The force acting in the x-direction is $\stackrel{\rightharpoonup }{\mathrm{F}}=\mathrm{\alpha xy}\hat{\mathrm{i}}$.

The value of $\mathrm{\alpha }=2.50 \mathrm{N}/{\mathrm{m}}^2$.

The object starts at the point $\left(\mathrm{x},\mathrm{y}\right)=\left(0,3\right)$ and the object reaches the point $\left(2,3\right)$.

The expression of work done is given by,

$\mathbf{W}\mathbf{=}\mathbf{Fs}\mathbf{ }\mathbf{cos\theta }\mathbf{.}\mathbf{.}\mathbf{.}\mathbf{.}\mathbf{.}\mathbf{.}\mathbf{.}\mathbf{.}\mathbf{.}\mathbf{.}\mathbf{.}\mathbf{.}\mathbf{.}\mathbf{.}\mathbf{.}\mathbf{.}\mathbf{.}\mathbf{.}\mathbf{.}\mathbf{.}\mathbf{.}\left(1\right)$

(a)

The work done can be calculated as follows.

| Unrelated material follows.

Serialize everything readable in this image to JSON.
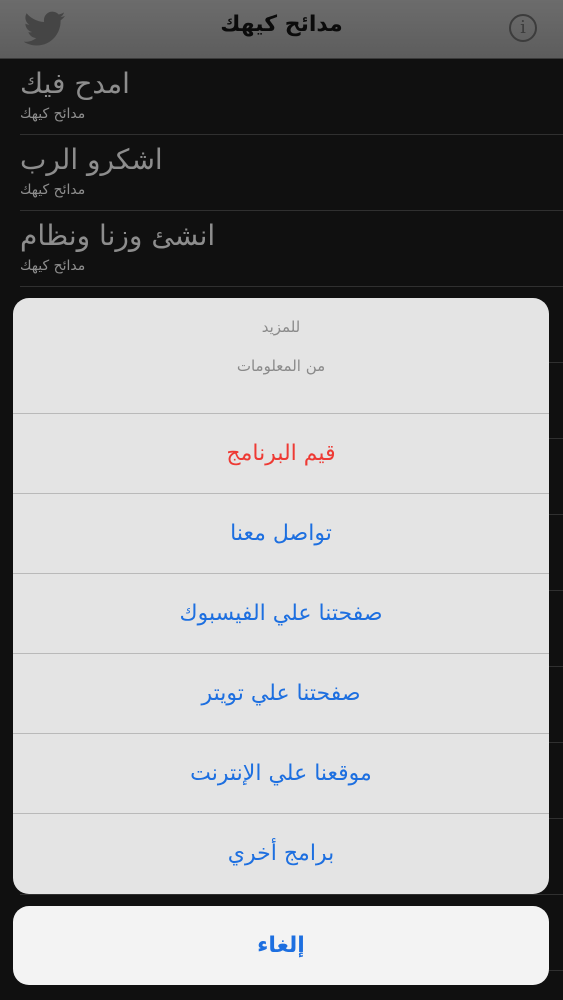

$$\begin{gathered} \mathrm{W}={\int }_{{\mathrm{x}}_1}^{{\mathrm{x}}_2}\stackrel{\rightharpoonup }{\mathrm{F}}\mathrm{dx} \\ ={\int }_0^2\left(\mathrm{\alpha xy}\right) \mathrm{dx} \\ =\left(2.50 \mathrm{N}/{\mathrm{m}}^2\right)\left(3 \mathrm{m}\right){\int }_0^2\mathrm{xdx} \\ =\left(2.50 \mathrm{N}/{\mathrm{m}}^2\right)\left(3 \mathrm{m}\right){\left[\frac{{\mathrm{x}}^2}{2}\right]}_0^2 \end{gathered}$$

Simplify further,

$$\begin{gathered} \mathrm{W}=\left(2.50 \mathrm{N}/{\mathrm{m}}^2\right)\left(3 \mathrm{m}\right)\left(2-0\right) \\ =15.0 \mathrm{J} \end{gathered}$$

Therefore, the required work done is 15.0 J.

(b)

The object is moving in the perpendicular direction, so $\theta ={90}^{\circ }$.

The work done can be calculated as follows,

$$\begin{gathered} \mathrm{W}=\mathrm{Fscos\theta } \\ =\mathrm{Fscos}\left({90}^{\circ }\right) \\ =0 \mathrm{J} \end{gathered}$$

Therefore, the required work done is $0 \mathrm{J}$.

(c)

The work done can be calculated as follows.

$$\begin{gathered} \mathrm{W}={\int }_{{\mathrm{x}}_1}^{{\mathrm{x}}_2}\stackrel{\rightharpoonup }{\mathrm{F}}\mathrm{dx} \\ ={\int }_0^2\left(\mathrm{\alpha xy}\right) \mathrm{dx} \\ =\left(2.50 \mathrm{N}/{\mathrm{m}}^2\right){\int }_0^2\left(1.5 \mathrm{x}\right) \mathrm{xdx} \\ =\left(2.50 \mathrm{N}/{\mathrm{m}}^2\right)\left(1.5\right){\left[\frac{{\mathrm{x}}^3}{3}\right]}_0^2 \end{gathered}$$

Simplify further.

$$\begin{gathered} \mathrm{W}=\left(2.50 \mathrm{N}/{\mathrm{m}}^2\right)\left(1.5\right)\left(\frac{8}{3}-0\right) \\ =10.0 \mathrm{J} \end{gathered}$$

Therefore, the required work done is 10.0 J.